Substance.
If a young child must grow in an environment in which he/she cannot be safely held, and escape in the mind is at times necessary and has been learnt, this skill has further implications for the developing young person as they sense themselves to ‘be’ in their growing and developing body.
All of us, as we grow in infancy, need to learn to sense where each of us ‘begins and ends’, where our boundaries are. This includes the ability to feel ones self as grounded in the body. An awareness that the body ‘fits’ us, an awareness where each of us ‘begins and ends’ and where the next person ‘begins and ends’ as someone other than ‘us’, together with the ability to feel and be aware of feeling any sensations impacting on the body at the time they are happening.
If the dissociative skill of ‘flight’ has needed to be learnt then, of course, the body is no longer felt all the time to be as it really is. Physical feelings are also ‘dissociated and left behind 'in the room’ as the mind flies away.
If this skill of ‘physical dissociation’ needs to be used often, it can then become an unconscious means of coping in many situations – even some that may otherwise not seem so dangerous, distressing and painful. And, the sense of self a person has of really being in their own body may never fully develop.
But then, for a child growing up in such circumstances, that child will not be aware of his/her loss. He/she has not ever known another, healthier and more complete way of being.

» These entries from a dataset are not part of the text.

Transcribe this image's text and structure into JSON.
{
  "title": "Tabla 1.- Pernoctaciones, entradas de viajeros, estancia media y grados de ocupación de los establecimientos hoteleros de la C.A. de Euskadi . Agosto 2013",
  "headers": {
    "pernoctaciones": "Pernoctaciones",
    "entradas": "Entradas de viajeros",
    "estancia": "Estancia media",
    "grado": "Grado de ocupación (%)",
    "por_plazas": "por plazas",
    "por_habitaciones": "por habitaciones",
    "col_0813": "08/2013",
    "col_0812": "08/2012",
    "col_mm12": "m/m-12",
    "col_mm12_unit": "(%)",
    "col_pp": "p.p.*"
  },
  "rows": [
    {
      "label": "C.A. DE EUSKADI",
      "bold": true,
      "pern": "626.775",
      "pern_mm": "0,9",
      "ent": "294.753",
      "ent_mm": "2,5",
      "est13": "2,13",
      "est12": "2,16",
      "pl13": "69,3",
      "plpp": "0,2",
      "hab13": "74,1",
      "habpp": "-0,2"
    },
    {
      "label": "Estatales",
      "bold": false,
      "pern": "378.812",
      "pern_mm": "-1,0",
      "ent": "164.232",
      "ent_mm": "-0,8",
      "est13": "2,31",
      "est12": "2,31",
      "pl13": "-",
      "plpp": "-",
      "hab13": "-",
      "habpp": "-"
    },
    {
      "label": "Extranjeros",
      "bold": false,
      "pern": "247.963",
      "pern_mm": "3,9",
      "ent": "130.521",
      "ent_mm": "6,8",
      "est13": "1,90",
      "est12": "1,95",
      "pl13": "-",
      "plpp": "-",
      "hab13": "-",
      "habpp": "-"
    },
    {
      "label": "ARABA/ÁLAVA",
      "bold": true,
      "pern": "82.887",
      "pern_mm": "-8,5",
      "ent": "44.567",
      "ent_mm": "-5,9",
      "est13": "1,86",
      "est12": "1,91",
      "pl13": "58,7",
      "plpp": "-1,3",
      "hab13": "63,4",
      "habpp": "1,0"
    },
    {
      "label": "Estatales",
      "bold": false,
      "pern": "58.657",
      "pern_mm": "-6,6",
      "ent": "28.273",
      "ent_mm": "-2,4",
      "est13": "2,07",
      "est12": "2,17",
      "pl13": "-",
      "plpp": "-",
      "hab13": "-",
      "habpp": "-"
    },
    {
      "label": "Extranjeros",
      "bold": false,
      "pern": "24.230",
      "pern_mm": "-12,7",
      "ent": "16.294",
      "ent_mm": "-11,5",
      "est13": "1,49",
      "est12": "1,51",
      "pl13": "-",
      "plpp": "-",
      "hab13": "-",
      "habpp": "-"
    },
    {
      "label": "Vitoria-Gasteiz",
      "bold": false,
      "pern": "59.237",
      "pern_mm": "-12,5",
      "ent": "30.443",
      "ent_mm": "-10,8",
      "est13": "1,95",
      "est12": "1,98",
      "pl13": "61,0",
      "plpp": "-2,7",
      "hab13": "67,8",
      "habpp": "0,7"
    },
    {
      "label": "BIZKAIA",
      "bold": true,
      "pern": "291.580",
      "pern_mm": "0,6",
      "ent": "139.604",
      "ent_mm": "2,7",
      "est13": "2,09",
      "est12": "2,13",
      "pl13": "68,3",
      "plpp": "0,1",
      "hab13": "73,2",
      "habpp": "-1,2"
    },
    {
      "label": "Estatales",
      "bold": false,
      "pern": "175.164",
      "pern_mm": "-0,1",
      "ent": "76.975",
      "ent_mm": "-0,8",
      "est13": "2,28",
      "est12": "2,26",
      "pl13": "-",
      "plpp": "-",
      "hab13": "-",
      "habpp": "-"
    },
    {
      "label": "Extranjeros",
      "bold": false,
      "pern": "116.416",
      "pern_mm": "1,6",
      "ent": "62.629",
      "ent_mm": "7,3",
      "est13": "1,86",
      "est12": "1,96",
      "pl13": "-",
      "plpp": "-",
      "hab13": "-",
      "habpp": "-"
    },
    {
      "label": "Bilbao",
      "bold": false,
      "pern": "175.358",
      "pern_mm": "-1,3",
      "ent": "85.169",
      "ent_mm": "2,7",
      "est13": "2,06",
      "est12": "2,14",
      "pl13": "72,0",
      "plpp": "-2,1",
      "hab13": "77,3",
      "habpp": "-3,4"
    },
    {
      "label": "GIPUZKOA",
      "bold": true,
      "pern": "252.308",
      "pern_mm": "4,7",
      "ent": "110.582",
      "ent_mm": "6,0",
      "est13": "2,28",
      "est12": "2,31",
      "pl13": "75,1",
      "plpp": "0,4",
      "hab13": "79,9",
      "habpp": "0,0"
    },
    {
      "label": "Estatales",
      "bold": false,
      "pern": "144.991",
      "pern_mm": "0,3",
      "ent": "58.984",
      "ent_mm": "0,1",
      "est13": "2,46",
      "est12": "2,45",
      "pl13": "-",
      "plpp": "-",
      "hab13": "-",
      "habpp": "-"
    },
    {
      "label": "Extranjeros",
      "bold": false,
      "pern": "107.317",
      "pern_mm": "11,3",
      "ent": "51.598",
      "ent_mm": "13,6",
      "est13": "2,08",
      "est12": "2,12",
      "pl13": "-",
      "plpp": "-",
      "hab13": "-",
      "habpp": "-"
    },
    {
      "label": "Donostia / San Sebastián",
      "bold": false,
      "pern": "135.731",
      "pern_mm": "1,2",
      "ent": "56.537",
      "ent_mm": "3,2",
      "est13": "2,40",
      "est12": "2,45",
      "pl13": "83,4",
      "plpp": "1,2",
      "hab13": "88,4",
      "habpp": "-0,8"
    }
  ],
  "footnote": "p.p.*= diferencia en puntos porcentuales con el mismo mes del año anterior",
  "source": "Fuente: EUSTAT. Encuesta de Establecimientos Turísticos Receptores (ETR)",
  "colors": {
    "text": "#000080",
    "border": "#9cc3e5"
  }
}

Other skills will be learnt to compensate for the gaps in memory, the confusion that can arise from regularly finding themselves in situations others assume they know (as they have been there before), but have no conscious memory of it.
Though emotional (feeling) development is shut down as feelings and emotions are dissociated, cognitive and intellectual development may even be enhanced, through the necessity to compensate for what has never been known to be.
But, though ‘flight in the mind’ from situations that are too overwhelming and painful to manage is possible, the body does, and must in reality, actually remain in that situation. Conscious awareness of being trapped may be lost, but something of the ‘self’, some part of the mind as well as the physical body will and must retain a memory of the events that happened, that needed to be flown away from.
In time, there may develop a sense that the body in a way ‘acts and feels’ on its' own. Strange sensations and urges most probably will develop, that cannot be understood until the memory of what the body was forced to experience is made eventually conscious.